Malgré tout, quatre décennies plus tard, il pose un regard sévère sur ces années de collège. Regrettant les insuffisances de l’enseignement des sciences naturelles dans les écoles secondaires de ces années 1870-1880, il évoque des maîtres qui « ne savent pas leur métier », des manuels inadéquats qui sont récités, des élèves coupés de la nature qui doivent ingurgiter la dénomination latine de tous les objets d’histoire naturelle, sans jamais faire l’expérience de l’observation et de la comparaison.
Le professeur attachait une grande importance à ces dessins et à ces images. Je confesse que cela ne m’a servi de rien. On tournait une image, un tableau, l’un après l’autre, et les spectateurs ne savaient jamais en réalité ce qu’ils voyaient. (…) Et tous nous étions, après un an, gros Jean comme devant. Et moi qui avais un grand désir de devenir naturaliste, je ne savais pas encore de qui je devais apprendre quelque chose.
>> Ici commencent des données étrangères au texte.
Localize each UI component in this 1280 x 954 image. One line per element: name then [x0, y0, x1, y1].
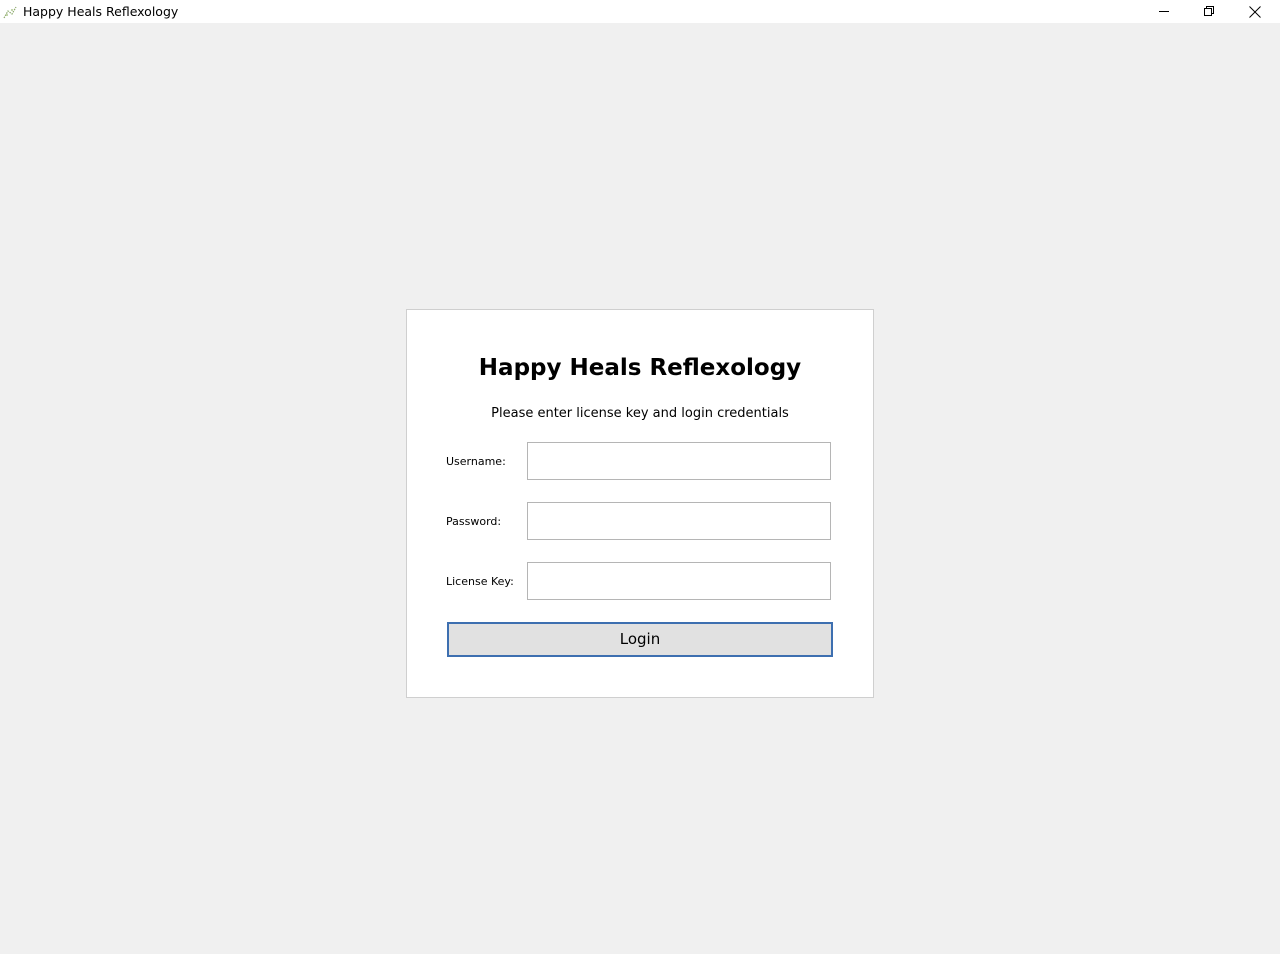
window-title: Happy Heals Reflexology — [23, 4, 179, 19]
minimize-icon — [1158, 6, 1170, 17]
close-icon — [1249, 5, 1261, 18]
maximize-button[interactable] — [1186, 0, 1232, 23]
login-subtitle: Please enter license key and login crede… — [491, 406, 789, 421]
license-key-label: License Key: — [446, 575, 514, 588]
restore-icon — [1203, 6, 1215, 17]
close-button[interactable] — [1232, 0, 1278, 23]
leaf-app-icon[interactable] — [3, 4, 17, 19]
login-button[interactable]: Login — [447, 622, 833, 657]
username-label: Username: — [446, 455, 506, 468]
login-title: Happy Heals Reflexology — [478, 355, 802, 381]
window-titlebar: Happy Heals Reflexology — [0, 0, 1280, 23]
minimize-button[interactable] — [1141, 0, 1187, 23]
password-label: Password: — [446, 515, 502, 528]
license-key-input[interactable] — [527, 562, 831, 600]
username-input[interactable] — [527, 442, 831, 480]
password-input[interactable] — [527, 502, 831, 540]
login-card: Happy Heals Reflexology Please enter lic… — [406, 309, 874, 698]
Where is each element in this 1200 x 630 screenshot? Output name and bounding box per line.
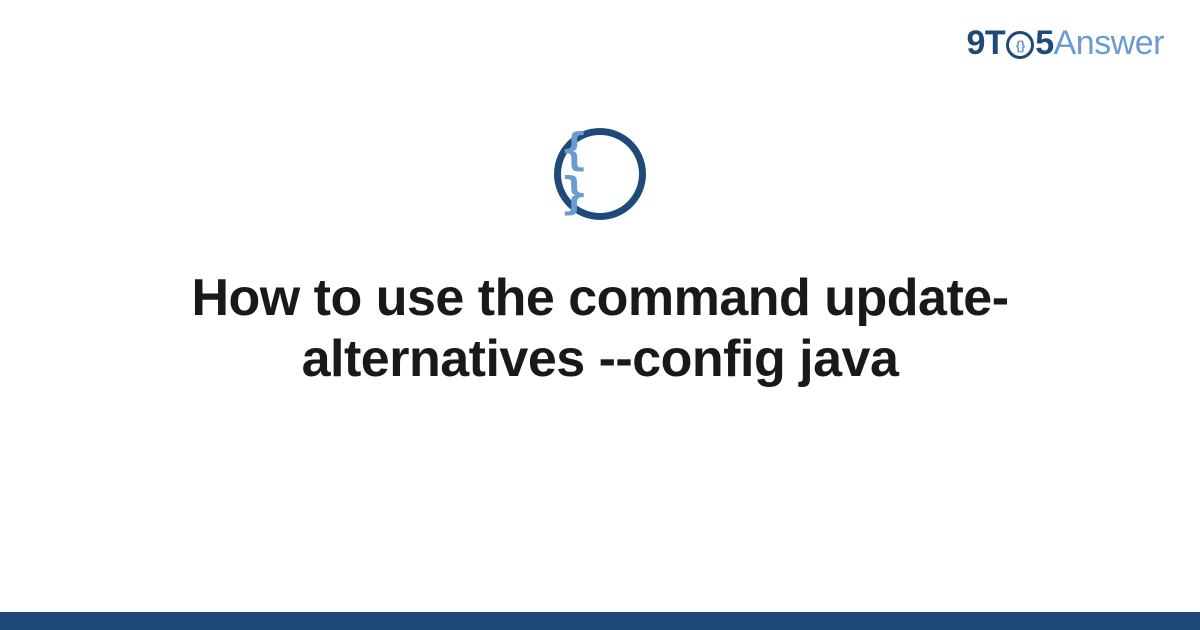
logo-braces-icon: {}	[1016, 39, 1025, 52]
logo-digit-5: 5	[1035, 24, 1053, 62]
logo-digit-9: 9	[967, 24, 985, 62]
code-badge-icon: { }	[554, 128, 646, 220]
logo-o-icon: {}	[1006, 31, 1034, 59]
logo-letter-t: T	[985, 24, 1005, 62]
footer-bar	[0, 612, 1200, 630]
braces-icon: { }	[561, 128, 639, 216]
logo-ring-icon: {}	[1006, 31, 1034, 59]
logo-word-answer: Answer	[1054, 24, 1164, 62]
main-content: { } How to use the command update-altern…	[0, 128, 1200, 391]
site-logo: 9T {} 5Answer	[967, 24, 1165, 63]
page-title: How to use the command update-alternativ…	[100, 268, 1100, 391]
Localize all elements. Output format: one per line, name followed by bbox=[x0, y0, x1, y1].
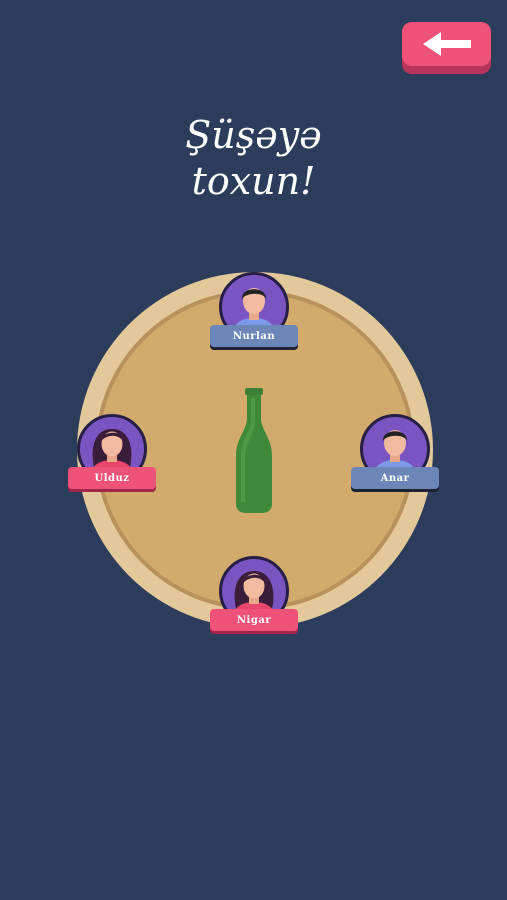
page-title: Şüşəyə toxun! bbox=[0, 112, 507, 204]
bottle[interactable] bbox=[226, 386, 282, 514]
back-button[interactable] bbox=[402, 22, 491, 74]
title-line-1: Şüşəyə bbox=[185, 113, 322, 157]
arrow-left-icon bbox=[422, 32, 471, 56]
player-name: Nurlan bbox=[210, 325, 298, 347]
title-line-2: toxun! bbox=[191, 159, 316, 203]
player-name: Nigar bbox=[210, 609, 298, 631]
bottle-icon bbox=[236, 388, 272, 513]
player-name: Ulduz bbox=[68, 467, 156, 489]
player-name: Anar bbox=[351, 467, 439, 489]
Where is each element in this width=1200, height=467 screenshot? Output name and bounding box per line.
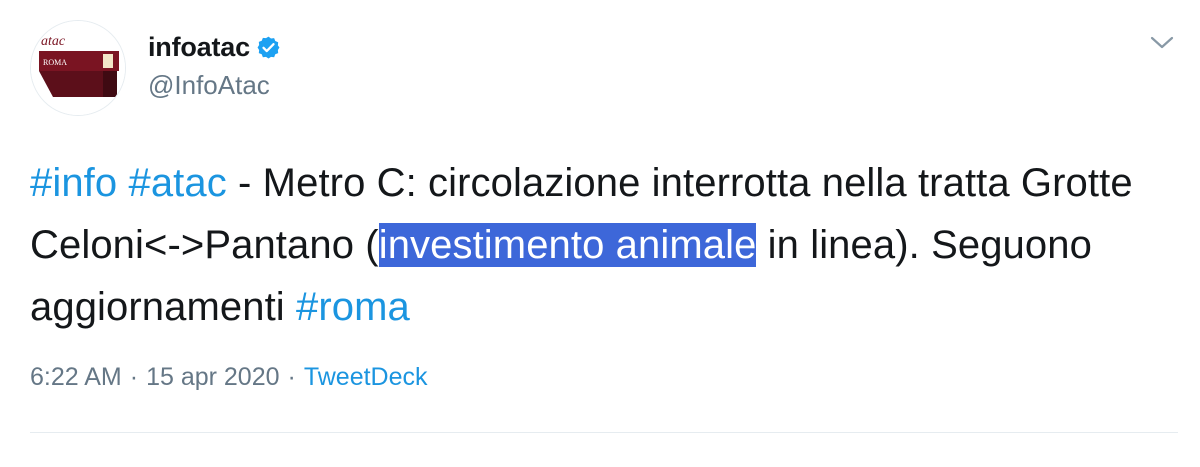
verified-badge-icon: [256, 35, 281, 60]
tweet-source-link[interactable]: TweetDeck: [304, 363, 428, 392]
selected-text: investimento animale: [378, 223, 757, 267]
tweet-time-link[interactable]: 6:22 AM: [30, 363, 122, 392]
atac-logo-icon: atac ROMA: [31, 21, 125, 115]
hashtag-atac-link[interactable]: #atac: [128, 161, 226, 205]
divider: [30, 432, 1178, 433]
meta-separator: ·: [287, 363, 296, 391]
hashtag-roma-link[interactable]: #roma: [296, 285, 410, 329]
avatar[interactable]: atac ROMA: [30, 20, 126, 116]
user-handle[interactable]: @InfoAtac: [148, 70, 270, 101]
tweet-text: #info #atac - Metro C: circolazione inte…: [30, 152, 1190, 338]
hashtag-info-link[interactable]: #info: [30, 161, 117, 205]
display-name[interactable]: infoatac: [148, 32, 250, 63]
chevron-down-icon[interactable]: [1146, 30, 1178, 54]
svg-text:ROMA: ROMA: [43, 58, 67, 67]
meta-separator: ·: [129, 363, 139, 391]
tweet-date-link[interactable]: 15 apr 2020: [146, 363, 279, 392]
svg-text:atac: atac: [41, 34, 66, 49]
tweet-meta: 6:22 AM · 15 apr 2020 · TweetDeck: [30, 363, 428, 392]
user-name-row: infoatac: [148, 28, 281, 66]
tweet-card: atac ROMA infoatac @InfoAtac #info #atac…: [0, 0, 1200, 467]
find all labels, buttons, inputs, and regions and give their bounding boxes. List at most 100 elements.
Après ses humanités, Hector Lebrun entame une candidature en sciences au sein de la Faculté des sciences, toujours au Collège Notre-Dame de la Paix. La Faculté n’ayant pas encore le droit de diplômer ses étudiants, Hector présente ses examens devant le jury central de Bruxelles l’année qui suit leur préparation au Collège. À nouveau, il ne brille pas par ses résultats à la Faculté (des 8 et des 9 trainent dans son bulletin), mais la formation est exigeante, encadrée par des figures scientifiques bientôt incontournables : le père Guillaume Hahn, son professeur de zoologie, s’est spécialisé dans les questions d’électricité et d’énergie. Son amitié avec Jean-Baptiste Carnoy et son implication dans la Société scientifique de Bruxelles ont pu façonner les ambitions du jeune Hector, qui marchera dans ses pas. Quant au père Désiré Lucas, son professeur de physique expérimentale, il a succédé au père Van Tricht à la tête de l’Observatoire du Collège. Il y a mené des recherches scientifiques étendues, allant de l’étude de la foudre à la télégraphie ou la radioactivité.
Hector réussit la première épreuve du Jury Central avec distinction en 1886 et la seconde épreuve l’année suivante « d’une manière satisfaisante ». Ce faisant, il réalise une transition rare, quittant son univers ouvrier et rural pour côtoyer les élites scientifiques qui, en cette fin de XIXe siècle, hissent la Belgique au rang des premières nations savantes. La science occupe désormais une place de choix dans cette société en route vers la modernité. Hector Lebrun s’inscrit dans le mouvement : il est de ceux qui veulent faire avancer les connaissances et, surtout, les transmettre.
Les idées d'un vieux pasteur
Dans cet article publié en 1911 dans la Revue des questions scientifiques, Hector Lebrun présente l’œuvre de M.G.E. Fischer, un pasteur et naturaliste allemand, qui publia, en 1800, un essai peu remarqué sur l’enseignement des sciences naturelles. « Il m’a paru intéressant de le faire connaitre en Belgique à un moment où la nécessité de l’enseignement des sciences naturelles est encore mise en doute par une foule de personnes qui ont chez nous la responsabilité de l’enseignement », explique Lebrun, alors professeur d’université. Ce texte est l’un de ceux via lequel il pointe les défauts de l’enseignement scientifique en Belgique et prend position en faveur d’une réforme des programmes scolaires.